HC Deb 07 May 1975 vol 891 cc1403-5
3. Mr. Adley

asked the Secretary of State for the Environment if, in view of the fall in bank interest rates, he will arrange to meet the Building Societies Association to discuss a reduction in mortgage rates with it.

Mr. Crosland

My Department maintains close and continuing contact with the building societies on a wide range of topics, including interest rates. At the present time we attach particular importance to stabilisation of mortgage funds. The appropriate level of mortgage interest rates has to be judged both in terms of that objective and in relation to other interest rates generally.

Mr. Adley

I thank the right hon. Gentleman for that reply. However, does not he think that the reduction in interest rates coupled with the large inflows of funds to the societies means that some positive steps could be taken either by the societies or by the Government, or both? In view of the simultaneous rise in mortgage rates which people with local authority mortgages are having to pay, if the right hon. Gentleman cannot get the building societies to help him to reduce rates will be discuss with them a posssible reallocation of the sums of public money available, so that money could be made available to local authorities for a reduction in interest rates for people who have local authority mortgages?

Mr. Crosland

On the latter part of that question, following the discussion about Section 105—indeed, the previous Question—I shall be asking the building societies tomorrow to enter into discussions with local authorities to try to make good the shortfall in local authority lending involved in the switch of £100 million. On the first part of the question, the real difficulty is that if the societies were to reduce the mortgage rate below 11 per cent. they would certainly have to reduce the investment rate below 7 per cent., to which they have in any case reduced it.

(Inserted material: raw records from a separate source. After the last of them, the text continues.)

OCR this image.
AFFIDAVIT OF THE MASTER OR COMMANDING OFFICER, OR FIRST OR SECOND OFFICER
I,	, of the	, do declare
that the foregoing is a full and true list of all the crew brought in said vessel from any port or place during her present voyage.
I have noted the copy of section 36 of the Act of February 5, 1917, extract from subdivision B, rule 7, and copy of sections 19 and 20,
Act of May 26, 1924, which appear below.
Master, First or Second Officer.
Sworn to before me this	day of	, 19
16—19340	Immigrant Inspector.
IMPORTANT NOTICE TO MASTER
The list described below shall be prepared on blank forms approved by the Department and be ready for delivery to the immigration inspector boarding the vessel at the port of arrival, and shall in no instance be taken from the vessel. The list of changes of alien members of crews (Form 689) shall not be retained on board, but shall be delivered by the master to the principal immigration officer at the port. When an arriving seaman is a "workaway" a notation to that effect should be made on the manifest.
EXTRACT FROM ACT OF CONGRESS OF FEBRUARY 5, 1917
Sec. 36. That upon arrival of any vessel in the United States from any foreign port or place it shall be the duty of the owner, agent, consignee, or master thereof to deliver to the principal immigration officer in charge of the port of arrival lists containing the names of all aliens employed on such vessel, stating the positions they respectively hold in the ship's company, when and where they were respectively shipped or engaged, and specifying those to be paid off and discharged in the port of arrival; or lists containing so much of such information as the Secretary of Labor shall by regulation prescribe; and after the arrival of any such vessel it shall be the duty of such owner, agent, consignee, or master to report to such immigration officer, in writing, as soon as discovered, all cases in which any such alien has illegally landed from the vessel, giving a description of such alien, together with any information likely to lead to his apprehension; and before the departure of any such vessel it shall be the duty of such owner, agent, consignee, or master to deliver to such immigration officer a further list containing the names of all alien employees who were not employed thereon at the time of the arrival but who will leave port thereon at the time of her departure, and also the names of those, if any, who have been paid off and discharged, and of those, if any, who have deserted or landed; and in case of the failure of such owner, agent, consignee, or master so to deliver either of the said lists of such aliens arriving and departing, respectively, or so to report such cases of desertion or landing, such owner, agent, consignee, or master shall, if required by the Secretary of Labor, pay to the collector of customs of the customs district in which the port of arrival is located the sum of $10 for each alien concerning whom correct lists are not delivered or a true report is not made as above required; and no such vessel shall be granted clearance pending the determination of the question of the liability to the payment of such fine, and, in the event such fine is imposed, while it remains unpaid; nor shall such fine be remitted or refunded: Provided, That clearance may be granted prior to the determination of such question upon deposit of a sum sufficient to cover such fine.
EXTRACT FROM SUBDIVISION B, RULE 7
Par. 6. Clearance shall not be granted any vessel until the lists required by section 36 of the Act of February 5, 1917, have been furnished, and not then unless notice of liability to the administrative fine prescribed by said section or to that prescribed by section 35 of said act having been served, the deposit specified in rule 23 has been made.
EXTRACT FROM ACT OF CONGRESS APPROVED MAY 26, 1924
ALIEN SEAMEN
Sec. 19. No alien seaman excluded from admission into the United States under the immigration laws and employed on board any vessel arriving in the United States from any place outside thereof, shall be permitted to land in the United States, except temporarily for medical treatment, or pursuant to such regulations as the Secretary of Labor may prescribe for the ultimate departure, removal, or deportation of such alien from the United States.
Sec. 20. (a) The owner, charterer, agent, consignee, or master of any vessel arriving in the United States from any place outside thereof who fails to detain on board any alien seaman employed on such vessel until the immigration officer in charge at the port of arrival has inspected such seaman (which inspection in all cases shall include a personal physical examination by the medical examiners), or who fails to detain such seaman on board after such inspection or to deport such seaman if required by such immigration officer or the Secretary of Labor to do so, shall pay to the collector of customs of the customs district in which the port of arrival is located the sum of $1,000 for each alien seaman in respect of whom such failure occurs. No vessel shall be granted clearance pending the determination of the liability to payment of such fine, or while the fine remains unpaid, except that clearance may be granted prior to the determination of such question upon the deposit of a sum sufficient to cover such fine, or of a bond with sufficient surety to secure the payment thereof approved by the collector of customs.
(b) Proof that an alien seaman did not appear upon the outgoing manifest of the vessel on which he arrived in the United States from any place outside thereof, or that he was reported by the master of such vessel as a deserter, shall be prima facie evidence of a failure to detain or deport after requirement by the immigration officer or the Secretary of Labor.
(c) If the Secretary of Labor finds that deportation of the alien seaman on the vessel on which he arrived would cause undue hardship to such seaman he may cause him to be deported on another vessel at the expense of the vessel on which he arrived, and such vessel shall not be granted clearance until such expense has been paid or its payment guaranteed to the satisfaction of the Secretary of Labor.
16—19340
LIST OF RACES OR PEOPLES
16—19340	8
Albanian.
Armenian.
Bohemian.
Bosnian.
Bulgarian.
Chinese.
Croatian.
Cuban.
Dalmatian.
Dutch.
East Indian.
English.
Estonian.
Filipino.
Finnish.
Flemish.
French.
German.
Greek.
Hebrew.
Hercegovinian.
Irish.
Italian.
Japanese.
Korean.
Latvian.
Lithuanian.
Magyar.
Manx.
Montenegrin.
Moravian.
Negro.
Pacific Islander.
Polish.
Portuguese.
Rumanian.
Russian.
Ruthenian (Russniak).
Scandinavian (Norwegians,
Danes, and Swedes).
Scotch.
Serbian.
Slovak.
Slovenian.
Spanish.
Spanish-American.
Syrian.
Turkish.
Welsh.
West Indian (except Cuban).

We think that if they were to reduce their investment rate below that figure of 7 per cent. we should begin to jeopardise the flow of mortgage money this year. We are not prepared to do that.

Mr. Jim Marshall

May I draw my right hon. Friend's attention to the plight of those who have a mortgage from a local authority? It is a matter of real urgency. In my local authority, from 1st June these people are likely to be faced with a 13½ per cent. interest rate, which is some 2 per cent. higher than—

Mr. Speaker

Order. The hon. Member must put this matter in interrogative form.

Mr. Marshall

Is my right hon. Friend aware of this matter and will he take immediate steps to remove this discrepancy?

Mr. Crosland

I am aware of this problem. There are altogether some 50 authorities charging a mortgage rate higher than 11 per cent. I should dearly like to do something immediately for those authorities in that situation. I fear however, that I have not found the answer to this problem. I am not in a position to give an additional subsidy to local authorities in order to cover this point, and the sort of loan we gave to building societies last year, which is now very nearly repaid, would not assist. Sadly, I cannot pretend that I have yet found the answer to this problem.

Mr. Rossi

Does not the Secretary of State agree that what militates against the lowering of the building societies' lending rate is not their borrowing rate, which is highly competitive today with bank deposit rates, but the effect that the Budget has had on the composite rate of tax payable by building societies, which has risen considerably, preventing building societies from lowering their lending rate? Should not that be the area in which the Government give assistance?

Mr. Crosland

I am surprised to find the hon. Gentleman advocating a further Government subsidy. The fact is that the two successive increases over the last 12 months in the composite rate have been covered, as far as the building societies are concerned, by the reduction in their borrowing rate to 7 per cent., which has restored the margin upon which they were operating a year ago. I am afraid the problem is not as simple as the hon. Gentleman suggests.